A Confederação Brasileira de Futebol (CBF) tomou a decisão de suspender os novos gramados sintéticos no Brasil. A medida, orquestrada pelo Flamengo, foi anunciada oficialmente nesta sexta-feira (12).
Em nota oficial, o clube carioca comemorou a decisão: “O Flamengo congratula a CBF por liderar o debate técnico. O ano de 2026 será o marco da retomada da excelência brasileira, onde o campo poderá ser, finalmente, uma superfície aliada do talento e da técnica, e não um empecilho a ser superado”.
Nas últimas semanas, o futebol brasileiro foi movimentado pelo debate em torno da grama artificial. O Flamengo enviou um comunicado oficial para pedir que o material não seja mais utilizado no país.
Em resposta ao time do Rio de Janeiro, cinco clubes da Série A se manifestaram. Palmeiras, Athletico-PR, Atlético-MG, Botafogo e Chapecoense não apoiam a medida contra o uso do gramado sintético.
O Flamengo retrucou com uma publicação intitulada “grama ou plástico?”. Nesta sexta-feira, o Verdão ainda rebateu ao utilizar as redes sociais para mostrar dados positivos sobre o uso do gramado sintético.

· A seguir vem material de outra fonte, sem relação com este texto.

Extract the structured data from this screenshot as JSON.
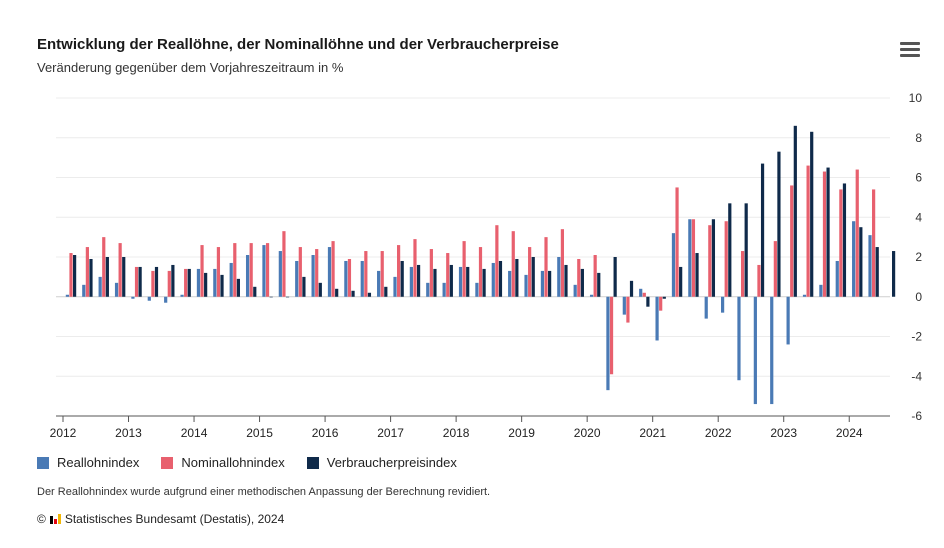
{
  "title": "Entwicklung der Reallöhne, der Nominallöhne und der Verbraucherpreise",
  "subtitle": "Veränderung gegenüber dem Vorjahreszeitraum in %",
  "menu_icon": "hamburger-menu-icon",
  "note": "Der Reallohnindex wurde aufgrund einer methodischen Anpassung der Berechnung revidiert.",
  "credit": "Statistisches Bundesamt (Destatis), 2024",
  "credit_symbol": "©",
  "chart_data": {
    "type": "bar",
    "x_axis_labels": [
      "2012",
      "2013",
      "2014",
      "2015",
      "2016",
      "2017",
      "2018",
      "2019",
      "2020",
      "2021",
      "2022",
      "2023",
      "2024"
    ],
    "categories": [
      "2012 Q1",
      "2012 Q2",
      "2012 Q3",
      "2012 Q4",
      "2013 Q1",
      "2013 Q2",
      "2013 Q3",
      "2013 Q4",
      "2014 Q1",
      "2014 Q2",
      "2014 Q3",
      "2014 Q4",
      "2015 Q1",
      "2015 Q2",
      "2015 Q3",
      "2015 Q4",
      "2016 Q1",
      "2016 Q2",
      "2016 Q3",
      "2016 Q4",
      "2017 Q1",
      "2017 Q2",
      "2017 Q3",
      "2017 Q4",
      "2018 Q1",
      "2018 Q2",
      "2018 Q3",
      "2018 Q4",
      "2019 Q1",
      "2019 Q2",
      "2019 Q3",
      "2019 Q4",
      "2020 Q1",
      "2020 Q2",
      "2020 Q3",
      "2020 Q4",
      "2021 Q1",
      "2021 Q2",
      "2021 Q3",
      "2021 Q4",
      "2022 Q1",
      "2022 Q2",
      "2022 Q3",
      "2022 Q4",
      "2023 Q1",
      "2023 Q2",
      "2023 Q3",
      "2023 Q4",
      "2024 Q1",
      "2024 Q2",
      "2024 Q3"
    ],
    "series": [
      {
        "name": "Reallohnindex",
        "color": "#4a7ab5",
        "values": [
          0.1,
          0.6,
          1.0,
          0.7,
          -0.1,
          -0.2,
          -0.3,
          0.1,
          1.4,
          1.4,
          1.7,
          2.1,
          2.6,
          2.3,
          1.8,
          2.1,
          2.5,
          1.8,
          1.8,
          1.3,
          1.0,
          1.5,
          0.7,
          0.7,
          1.5,
          0.7,
          1.7,
          1.3,
          1.1,
          1.3,
          2.0,
          0.6,
          0.1,
          -4.7,
          -0.9,
          0.4,
          -2.2,
          3.2,
          3.9,
          -1.1,
          -0.8,
          -4.2,
          -5.4,
          -5.4,
          -2.4,
          0.1,
          0.6,
          1.8,
          3.8,
          3.1,
          null
        ]
      },
      {
        "name": "Nominallohnindex",
        "color": "#e8606e",
        "values": [
          2.2,
          2.5,
          3.0,
          2.7,
          1.5,
          1.3,
          1.3,
          1.4,
          2.6,
          2.5,
          2.7,
          2.7,
          2.7,
          3.3,
          2.5,
          2.4,
          2.8,
          1.9,
          2.3,
          2.3,
          2.6,
          2.9,
          2.4,
          2.2,
          2.8,
          2.5,
          3.6,
          3.3,
          2.5,
          3.0,
          3.4,
          1.9,
          2.1,
          -3.9,
          -1.3,
          0.2,
          -0.7,
          5.5,
          3.9,
          3.6,
          3.8,
          2.3,
          1.6,
          2.8,
          5.6,
          6.6,
          6.3,
          5.4,
          6.4,
          5.4,
          null
        ]
      },
      {
        "name": "Verbraucherpreisindex",
        "color": "#0f2a4a",
        "values": [
          2.1,
          1.9,
          2.0,
          2.0,
          1.5,
          1.5,
          1.6,
          1.4,
          1.2,
          1.1,
          0.9,
          0.5,
          0.0,
          0.0,
          1.0,
          0.7,
          0.4,
          0.3,
          0.2,
          0.5,
          1.8,
          1.6,
          1.4,
          1.6,
          1.5,
          1.4,
          1.8,
          1.9,
          2.0,
          1.3,
          1.6,
          1.4,
          1.2,
          2.0,
          0.8,
          -0.5,
          -0.1,
          1.5,
          2.2,
          3.9,
          4.7,
          4.7,
          6.7,
          7.3,
          8.6,
          8.3,
          6.5,
          5.7,
          3.5,
          2.5,
          2.3
        ]
      }
    ],
    "y_axis": {
      "position": "right",
      "min": -6,
      "max": 10,
      "ticks": [
        10,
        8,
        6,
        4,
        2,
        0,
        -2,
        -4,
        -6
      ]
    },
    "grid": true,
    "legend": "bottom-left"
  }
}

Flamengo apoia medida da CBF
Confira um trecho da nota oficial do Flamengo:
O Clube de Regatas do Flamengo, fiel ao seu compromisso com a excelência e com a evolução do futebol brasileiro, saúda a decisão da maioria dos clubes da Série A, que, com visão de futuro e responsabilidade em relação ao espetáculo e à saúde dos atletas, decidiram pela suspensão imediata da homologação de novos gramados sintéticos na Série A.
A decisão também reafirma o apoio à iniciativa de se estabelecer, no Brasil, um Padrão de Qualidade de Gramados Naturais de Primeiro Mundo, a ser definido no âmbito do Grupo de Trabalho da CBF a ser formado. A decisão foi tomada no Conselho Técnico da Série A em 11/12/2025.
O Flamengo, que na última segunda-feira protocolou junto à CBF (RGC / REC) um documento técnico com sugestões e análises, tornando pública sua posição pelo fim dos gramados sintéticos na Série A, pela implementação de um rigoroso padrão de qualidade para campos naturais e por uma transição segura e gradativa, recebe com satisfação o avanço do debate iniciado pelo clube e a decisão tomada, entendendo que ela reflete uma evolução necessária para o futebol brasileiro.